Le style de Mishima est lyrique, psychologique et parfois provocant. Les passages descriptifs sont souvent riches en images évocatrices, mêlant sensualité et réflexions philosophiques sur l’esthétique, la jeunesse et la mort. Le ton varie du cruel à l’introspectif : l’auteur dissèque les passions humaines avec une franchise parfois dérangeante, mais toujours avec une profondeur littéraire remarquable.
La réception des Amours interdites a été contrastée. Certains critiques littéraires l’ont salué comme une œuvre audacieuse et profondément observatrice de la condition humaine et de la société d’après-guerre. Un critique anglophone écrit ainsi que c’est une œuvre « mordante, intellectuellement provocante, et remplie d’érotisme glacé », digne de l’attention d’un lecteur exigeant. D’autres critiques notent que certains personnages ou comportements peuvent apparaître difficiles ou dérangeants, et que la misogynie affichée du protagoniste principal peut gêner certains lecteurs. La critique de Kirkus Reviews souligne la puissance évocatrice de l’écriture malgré sa densité morale et sa nécessité d’attention soutenue. La diversité des avis montre que ce roman ne laisse pas le lecteur indifférent mais qu’il demande une lecture réfléchie et engagée.

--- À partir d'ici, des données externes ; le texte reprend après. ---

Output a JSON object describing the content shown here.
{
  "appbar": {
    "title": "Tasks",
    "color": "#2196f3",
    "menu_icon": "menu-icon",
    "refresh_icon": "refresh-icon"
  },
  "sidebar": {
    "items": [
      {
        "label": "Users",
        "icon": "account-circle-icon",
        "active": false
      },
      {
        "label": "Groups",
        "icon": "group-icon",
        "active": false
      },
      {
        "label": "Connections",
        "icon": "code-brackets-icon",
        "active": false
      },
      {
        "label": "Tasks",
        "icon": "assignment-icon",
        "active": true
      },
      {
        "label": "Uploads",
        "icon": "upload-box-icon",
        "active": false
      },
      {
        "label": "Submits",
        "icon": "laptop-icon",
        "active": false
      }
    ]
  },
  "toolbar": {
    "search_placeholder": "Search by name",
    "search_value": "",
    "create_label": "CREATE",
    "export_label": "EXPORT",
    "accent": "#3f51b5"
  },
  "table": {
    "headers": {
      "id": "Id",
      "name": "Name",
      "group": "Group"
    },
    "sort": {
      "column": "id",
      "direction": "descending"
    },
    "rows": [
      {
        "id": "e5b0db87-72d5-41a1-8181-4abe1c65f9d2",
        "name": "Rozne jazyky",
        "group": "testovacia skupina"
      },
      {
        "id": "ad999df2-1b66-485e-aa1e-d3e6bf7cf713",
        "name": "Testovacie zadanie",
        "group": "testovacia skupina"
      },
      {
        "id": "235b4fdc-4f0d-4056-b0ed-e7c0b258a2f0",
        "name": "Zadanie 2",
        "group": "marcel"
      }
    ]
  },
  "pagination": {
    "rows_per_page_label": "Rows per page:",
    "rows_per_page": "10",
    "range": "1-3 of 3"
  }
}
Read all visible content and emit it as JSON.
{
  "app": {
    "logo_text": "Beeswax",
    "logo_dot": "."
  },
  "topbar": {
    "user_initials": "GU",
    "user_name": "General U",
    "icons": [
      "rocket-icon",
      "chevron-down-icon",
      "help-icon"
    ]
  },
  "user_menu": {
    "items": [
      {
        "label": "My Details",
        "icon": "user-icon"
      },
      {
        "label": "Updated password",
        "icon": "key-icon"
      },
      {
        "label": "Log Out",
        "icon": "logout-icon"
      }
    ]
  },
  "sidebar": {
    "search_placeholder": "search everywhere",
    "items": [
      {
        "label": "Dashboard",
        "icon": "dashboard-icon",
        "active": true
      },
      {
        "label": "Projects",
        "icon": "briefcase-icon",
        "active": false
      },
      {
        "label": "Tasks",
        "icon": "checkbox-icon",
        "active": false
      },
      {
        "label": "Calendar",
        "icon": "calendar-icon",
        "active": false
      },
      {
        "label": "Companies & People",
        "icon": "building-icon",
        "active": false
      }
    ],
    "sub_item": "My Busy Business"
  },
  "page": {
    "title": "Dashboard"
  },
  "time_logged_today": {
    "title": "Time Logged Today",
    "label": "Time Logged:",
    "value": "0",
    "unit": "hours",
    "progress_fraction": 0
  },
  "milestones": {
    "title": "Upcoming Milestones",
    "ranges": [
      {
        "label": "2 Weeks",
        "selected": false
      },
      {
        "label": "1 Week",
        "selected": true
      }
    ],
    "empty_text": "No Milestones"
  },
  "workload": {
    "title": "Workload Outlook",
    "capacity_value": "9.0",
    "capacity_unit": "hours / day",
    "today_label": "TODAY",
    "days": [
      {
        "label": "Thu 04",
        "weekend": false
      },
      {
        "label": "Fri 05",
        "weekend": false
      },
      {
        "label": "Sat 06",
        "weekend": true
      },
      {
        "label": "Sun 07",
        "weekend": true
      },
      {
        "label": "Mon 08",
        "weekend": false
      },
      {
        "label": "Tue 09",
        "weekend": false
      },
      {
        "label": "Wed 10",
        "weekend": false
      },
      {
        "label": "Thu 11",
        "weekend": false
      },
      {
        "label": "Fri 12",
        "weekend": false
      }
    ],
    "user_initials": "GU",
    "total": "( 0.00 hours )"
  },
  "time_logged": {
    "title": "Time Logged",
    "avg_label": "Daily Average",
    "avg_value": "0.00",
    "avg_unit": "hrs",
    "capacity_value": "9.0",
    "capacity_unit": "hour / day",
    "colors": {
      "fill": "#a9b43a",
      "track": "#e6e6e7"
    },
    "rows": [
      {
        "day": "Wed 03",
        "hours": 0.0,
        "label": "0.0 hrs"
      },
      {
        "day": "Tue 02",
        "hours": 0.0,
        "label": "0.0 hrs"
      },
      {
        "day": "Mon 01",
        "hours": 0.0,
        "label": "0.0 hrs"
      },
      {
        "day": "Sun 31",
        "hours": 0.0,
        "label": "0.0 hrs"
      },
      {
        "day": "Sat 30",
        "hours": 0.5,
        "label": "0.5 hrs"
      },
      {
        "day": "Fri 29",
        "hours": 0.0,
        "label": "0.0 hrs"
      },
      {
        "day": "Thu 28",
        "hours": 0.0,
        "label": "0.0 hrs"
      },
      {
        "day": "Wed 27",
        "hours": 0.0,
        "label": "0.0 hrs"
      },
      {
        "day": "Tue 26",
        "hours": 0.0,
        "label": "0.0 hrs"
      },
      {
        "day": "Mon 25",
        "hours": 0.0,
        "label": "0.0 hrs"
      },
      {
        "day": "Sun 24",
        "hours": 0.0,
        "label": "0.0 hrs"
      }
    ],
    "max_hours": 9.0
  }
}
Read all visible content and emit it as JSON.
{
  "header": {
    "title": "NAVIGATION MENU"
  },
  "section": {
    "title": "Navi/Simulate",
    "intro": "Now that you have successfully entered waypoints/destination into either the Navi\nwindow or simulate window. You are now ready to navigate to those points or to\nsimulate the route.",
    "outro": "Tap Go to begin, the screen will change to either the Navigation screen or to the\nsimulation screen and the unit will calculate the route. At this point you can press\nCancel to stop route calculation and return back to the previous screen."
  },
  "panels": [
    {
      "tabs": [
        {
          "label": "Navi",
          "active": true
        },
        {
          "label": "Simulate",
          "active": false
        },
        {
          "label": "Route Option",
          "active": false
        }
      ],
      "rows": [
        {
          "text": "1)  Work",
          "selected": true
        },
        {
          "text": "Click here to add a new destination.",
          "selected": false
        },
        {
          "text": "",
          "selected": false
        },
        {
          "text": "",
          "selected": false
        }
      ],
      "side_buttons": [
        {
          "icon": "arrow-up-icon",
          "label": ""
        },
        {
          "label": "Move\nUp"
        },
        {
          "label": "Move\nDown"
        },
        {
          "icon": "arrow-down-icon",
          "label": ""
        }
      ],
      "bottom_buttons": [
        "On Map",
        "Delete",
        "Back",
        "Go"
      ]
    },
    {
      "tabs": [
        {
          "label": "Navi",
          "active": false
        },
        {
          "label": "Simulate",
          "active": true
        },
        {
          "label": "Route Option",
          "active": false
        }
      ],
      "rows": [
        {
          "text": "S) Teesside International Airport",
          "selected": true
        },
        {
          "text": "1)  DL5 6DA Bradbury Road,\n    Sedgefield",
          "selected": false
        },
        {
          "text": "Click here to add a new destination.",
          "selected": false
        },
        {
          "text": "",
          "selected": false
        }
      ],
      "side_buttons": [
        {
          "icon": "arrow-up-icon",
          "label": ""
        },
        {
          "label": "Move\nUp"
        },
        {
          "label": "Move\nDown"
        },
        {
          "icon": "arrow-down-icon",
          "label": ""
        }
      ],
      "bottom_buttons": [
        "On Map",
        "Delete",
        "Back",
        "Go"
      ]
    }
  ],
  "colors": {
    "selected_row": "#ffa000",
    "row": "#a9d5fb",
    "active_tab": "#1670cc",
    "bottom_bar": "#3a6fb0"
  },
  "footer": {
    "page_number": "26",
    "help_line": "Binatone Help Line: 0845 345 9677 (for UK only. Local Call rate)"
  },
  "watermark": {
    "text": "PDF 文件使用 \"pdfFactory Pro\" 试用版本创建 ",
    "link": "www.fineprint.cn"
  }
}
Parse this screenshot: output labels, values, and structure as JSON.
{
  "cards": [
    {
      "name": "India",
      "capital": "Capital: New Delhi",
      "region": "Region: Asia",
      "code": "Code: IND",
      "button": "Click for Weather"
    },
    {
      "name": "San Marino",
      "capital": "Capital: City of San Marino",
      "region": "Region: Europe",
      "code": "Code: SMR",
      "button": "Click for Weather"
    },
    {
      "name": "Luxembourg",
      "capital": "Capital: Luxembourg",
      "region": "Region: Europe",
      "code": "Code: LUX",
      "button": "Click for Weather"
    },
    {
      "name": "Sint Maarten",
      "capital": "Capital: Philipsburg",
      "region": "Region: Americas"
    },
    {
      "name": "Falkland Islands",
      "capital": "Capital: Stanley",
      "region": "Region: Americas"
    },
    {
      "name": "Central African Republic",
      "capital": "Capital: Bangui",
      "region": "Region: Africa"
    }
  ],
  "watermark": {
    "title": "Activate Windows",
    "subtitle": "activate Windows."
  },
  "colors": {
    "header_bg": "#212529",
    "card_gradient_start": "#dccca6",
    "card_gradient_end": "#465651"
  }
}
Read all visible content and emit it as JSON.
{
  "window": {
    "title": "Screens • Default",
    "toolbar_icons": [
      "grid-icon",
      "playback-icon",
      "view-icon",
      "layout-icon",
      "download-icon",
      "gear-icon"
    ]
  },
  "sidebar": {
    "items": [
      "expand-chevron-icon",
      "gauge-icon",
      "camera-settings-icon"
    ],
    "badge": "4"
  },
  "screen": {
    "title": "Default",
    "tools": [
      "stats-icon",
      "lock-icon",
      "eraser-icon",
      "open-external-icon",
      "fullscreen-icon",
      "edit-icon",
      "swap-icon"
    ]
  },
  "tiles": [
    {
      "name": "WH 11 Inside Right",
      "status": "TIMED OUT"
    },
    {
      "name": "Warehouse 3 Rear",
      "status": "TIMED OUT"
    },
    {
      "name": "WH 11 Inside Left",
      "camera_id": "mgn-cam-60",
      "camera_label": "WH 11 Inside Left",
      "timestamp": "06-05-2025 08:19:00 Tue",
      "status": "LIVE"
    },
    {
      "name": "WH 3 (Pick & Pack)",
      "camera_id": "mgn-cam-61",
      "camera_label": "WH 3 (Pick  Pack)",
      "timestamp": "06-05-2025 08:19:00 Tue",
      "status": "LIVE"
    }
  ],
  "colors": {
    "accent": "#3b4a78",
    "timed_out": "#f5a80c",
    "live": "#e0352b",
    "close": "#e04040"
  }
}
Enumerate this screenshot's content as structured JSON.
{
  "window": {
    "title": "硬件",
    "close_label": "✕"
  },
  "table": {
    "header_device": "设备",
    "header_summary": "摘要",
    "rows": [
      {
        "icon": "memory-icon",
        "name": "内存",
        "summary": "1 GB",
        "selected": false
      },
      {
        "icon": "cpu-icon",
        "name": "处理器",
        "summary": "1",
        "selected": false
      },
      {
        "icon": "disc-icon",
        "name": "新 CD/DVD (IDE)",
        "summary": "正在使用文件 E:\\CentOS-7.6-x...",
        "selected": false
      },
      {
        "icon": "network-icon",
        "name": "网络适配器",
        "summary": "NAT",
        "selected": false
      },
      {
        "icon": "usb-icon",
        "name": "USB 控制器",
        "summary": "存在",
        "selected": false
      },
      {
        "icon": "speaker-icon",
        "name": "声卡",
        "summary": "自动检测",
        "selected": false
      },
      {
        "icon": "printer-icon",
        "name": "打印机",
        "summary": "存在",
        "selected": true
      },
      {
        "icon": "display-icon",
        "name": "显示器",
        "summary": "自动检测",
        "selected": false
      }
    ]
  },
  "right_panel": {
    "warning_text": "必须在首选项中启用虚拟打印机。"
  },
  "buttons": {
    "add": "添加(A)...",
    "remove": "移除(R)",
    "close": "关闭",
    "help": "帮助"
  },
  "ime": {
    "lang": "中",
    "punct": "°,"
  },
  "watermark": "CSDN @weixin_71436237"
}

Les amours interdites occupe une place particulière chez Mishima : c’est l’un de ses premiers romans “longs” à explorer de manière frontale la sexualité et la psychologie des désirs humains. Il s’inscrit dans une série d’œuvres où l’auteur mêle esthétique, introspection et culture japonaise moderne. Bien qu’il ne s’agisse pas de son œuvre la plus célèbre (comparé à Le Pavillon d’or ou à la tétralogie de La Mer de la fertilité), ce roman constitue une pierre angulaire de sa réflexion littéraire personnelle, annonçant ses préoccupations suivantes autour de la beauté, de la mort et du rôle de l’artiste.
Ma conclusion
Les amours interdites est une œuvre majeure de Mishima : complexe, dérangeante parfois, toujours riche d’enseignements sur la nature humaine. Elle explore sans faux-semblants les thèmes de la beauté, de l’âge, de l’homosexualité et de la condition artistique avec une prose à la fois vigoureuse, lyrique et implacable. Pour un lecteur passionné, ce roman offre une plongée fascinante dans l’univers émotionnel et intellectuel de l’un des plus grands écrivains japonais du XXᵉ siècle : un livre qui, loin de se contenter de raconter une histoire, interroge constamment, page après page, notre rapport aux passions et aux normes humaines, et qui mérite de figurer parmi les œuvres essentielles de Mishima que l’on relit encore et encore avec admiration.
Le début
Au fur et à mesure de ses visites, Yasuko se montrait si familière avec lui qu’elle osait même parfois s’asseoir sur les genoux de Shunsuké, lorsqu’il se reposait sur une chaise longue de rotin, dans le jardin. Cela faisait plaisir à Shunsuké. C’était en plein été. Le matin, Shunsuké refusait les visiteurs. C’est à cette heure-là qu’il travaillait quand le cœur lui en disait. Lorsqu’il ne se sentait pas d’humeur à se mettre au travail, il écrivait des lettres, sinon il faisait placer sa chaise longue dans le jardin, à l’ombre des arbres : il s’y allongeait pour lire, il paressait, sa lecture du moment posée sur ses genoux, il sonnait la bonne pour qu’elle lui apportât du thé ou, si pour une raison quelconque, il n’avait pas dormi suffisamment la nuit précédente, il somnolait un instant, en ramenant à son cou la couverture qui enveloppait ses genoux. Il avait déjà soixante-cinq ans, mais il n’avait aucun passe-temps digne de ce nom.